China denounced an EU investigation into Chinese-made modems in a growing series of trade disputes with the European bloc, as an industry group warned affected firms could face huge losses.
The European Union this week launched anti-dumping and safeguard probes into wireless wide-area networking modems imported from China, the Commerce Ministry said on Thursday.
The modems are digital devices that allow connection to wireless networks.
The case affects products worth around 4.1 billion yuan (US$605 million), the ministry said on its website.
"The Chinese public and industry players are deeply unhappy with it and China expresses its deep concern," it said in a statement.

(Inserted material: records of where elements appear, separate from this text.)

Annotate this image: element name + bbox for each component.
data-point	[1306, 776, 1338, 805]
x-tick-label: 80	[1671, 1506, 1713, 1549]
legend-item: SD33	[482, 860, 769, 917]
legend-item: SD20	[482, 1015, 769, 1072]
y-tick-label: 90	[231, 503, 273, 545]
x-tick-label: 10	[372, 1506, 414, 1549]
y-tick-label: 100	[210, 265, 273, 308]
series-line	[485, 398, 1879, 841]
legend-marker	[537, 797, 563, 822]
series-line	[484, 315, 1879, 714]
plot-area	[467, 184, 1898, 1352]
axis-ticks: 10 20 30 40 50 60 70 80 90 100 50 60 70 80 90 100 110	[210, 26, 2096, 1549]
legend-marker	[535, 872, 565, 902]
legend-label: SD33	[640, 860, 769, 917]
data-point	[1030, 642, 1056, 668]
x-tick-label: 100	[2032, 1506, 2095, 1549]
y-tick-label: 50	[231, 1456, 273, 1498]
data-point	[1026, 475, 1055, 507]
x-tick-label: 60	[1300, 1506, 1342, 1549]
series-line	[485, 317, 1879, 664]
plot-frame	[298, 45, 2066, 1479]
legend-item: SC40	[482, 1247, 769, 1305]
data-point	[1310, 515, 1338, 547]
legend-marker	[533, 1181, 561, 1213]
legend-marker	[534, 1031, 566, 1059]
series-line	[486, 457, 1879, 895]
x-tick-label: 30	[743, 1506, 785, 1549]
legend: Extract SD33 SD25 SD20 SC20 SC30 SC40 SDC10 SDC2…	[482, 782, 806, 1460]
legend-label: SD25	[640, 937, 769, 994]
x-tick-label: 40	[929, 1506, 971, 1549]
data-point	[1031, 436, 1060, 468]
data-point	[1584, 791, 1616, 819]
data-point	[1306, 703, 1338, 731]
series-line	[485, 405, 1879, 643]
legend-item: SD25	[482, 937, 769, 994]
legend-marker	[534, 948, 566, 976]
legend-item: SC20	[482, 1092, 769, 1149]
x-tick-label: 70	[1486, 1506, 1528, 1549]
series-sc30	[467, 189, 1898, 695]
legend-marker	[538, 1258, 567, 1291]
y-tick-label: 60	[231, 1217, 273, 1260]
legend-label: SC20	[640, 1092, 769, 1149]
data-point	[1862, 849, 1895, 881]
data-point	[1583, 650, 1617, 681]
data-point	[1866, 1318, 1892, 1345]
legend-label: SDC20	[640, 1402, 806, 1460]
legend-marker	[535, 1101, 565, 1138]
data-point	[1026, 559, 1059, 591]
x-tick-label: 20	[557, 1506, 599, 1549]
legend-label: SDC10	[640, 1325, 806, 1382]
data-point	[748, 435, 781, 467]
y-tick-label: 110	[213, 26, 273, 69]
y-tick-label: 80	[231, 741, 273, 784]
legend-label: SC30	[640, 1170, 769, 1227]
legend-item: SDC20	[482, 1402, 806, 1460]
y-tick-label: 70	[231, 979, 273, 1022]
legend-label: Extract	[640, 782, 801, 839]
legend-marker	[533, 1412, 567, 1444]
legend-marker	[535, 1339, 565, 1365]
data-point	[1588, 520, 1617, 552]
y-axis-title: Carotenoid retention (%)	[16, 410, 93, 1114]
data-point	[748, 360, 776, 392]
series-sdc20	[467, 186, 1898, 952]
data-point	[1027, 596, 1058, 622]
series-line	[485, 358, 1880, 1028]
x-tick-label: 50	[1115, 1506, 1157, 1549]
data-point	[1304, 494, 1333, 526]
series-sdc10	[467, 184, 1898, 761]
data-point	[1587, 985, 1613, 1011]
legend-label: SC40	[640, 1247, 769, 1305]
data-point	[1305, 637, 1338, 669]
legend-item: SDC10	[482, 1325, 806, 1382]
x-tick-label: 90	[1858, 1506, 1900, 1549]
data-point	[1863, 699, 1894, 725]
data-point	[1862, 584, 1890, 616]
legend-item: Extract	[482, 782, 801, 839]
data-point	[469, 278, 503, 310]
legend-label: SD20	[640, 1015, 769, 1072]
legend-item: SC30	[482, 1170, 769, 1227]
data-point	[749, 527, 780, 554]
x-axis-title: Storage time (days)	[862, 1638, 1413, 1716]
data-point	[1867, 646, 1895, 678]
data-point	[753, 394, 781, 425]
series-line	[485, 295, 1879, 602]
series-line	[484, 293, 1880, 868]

The EU probes are "typical trade protectionist measures" and will "not only hinder the European Union's own economic recovery, but also undermine Chinese interests and harm science and technology development."
An explosion in trade between the European Union and China has led to an accumulation of disputes between the two sides at the WTO, notably over Chinese shoes and certain raw materials. Such probes are carried out to determine whether a product violates trade rules and can lead to retaliatory action.
The Chinese statement added that Beijing "reserved the rights to take further measures" under World Trade Organization rules.
Dumping occurs when exports are sold at below the cost of production. The WTO's 153 member-states have the right to respond by levying extra tariffs.
A WTO member may restrict imports of a product temporarily, known as a safeguard action, if its domestic industry is harmed or threatened with harm from the offending imports.
Liu Huijuan, an official with the China Chamber of Commerce for Import and Export of Machinery and Electronic Products, the industrial association representing Chinese modem makers, said they could incur massive losses.
"A huge impact will be caused to the sector if [the EU] decides to take actions against the product because the European Union and the United States are the two key markets of WWAN modems," she told AFP.
China on Monday also slapped final anti-dumping duties on EU-made steel fasteners.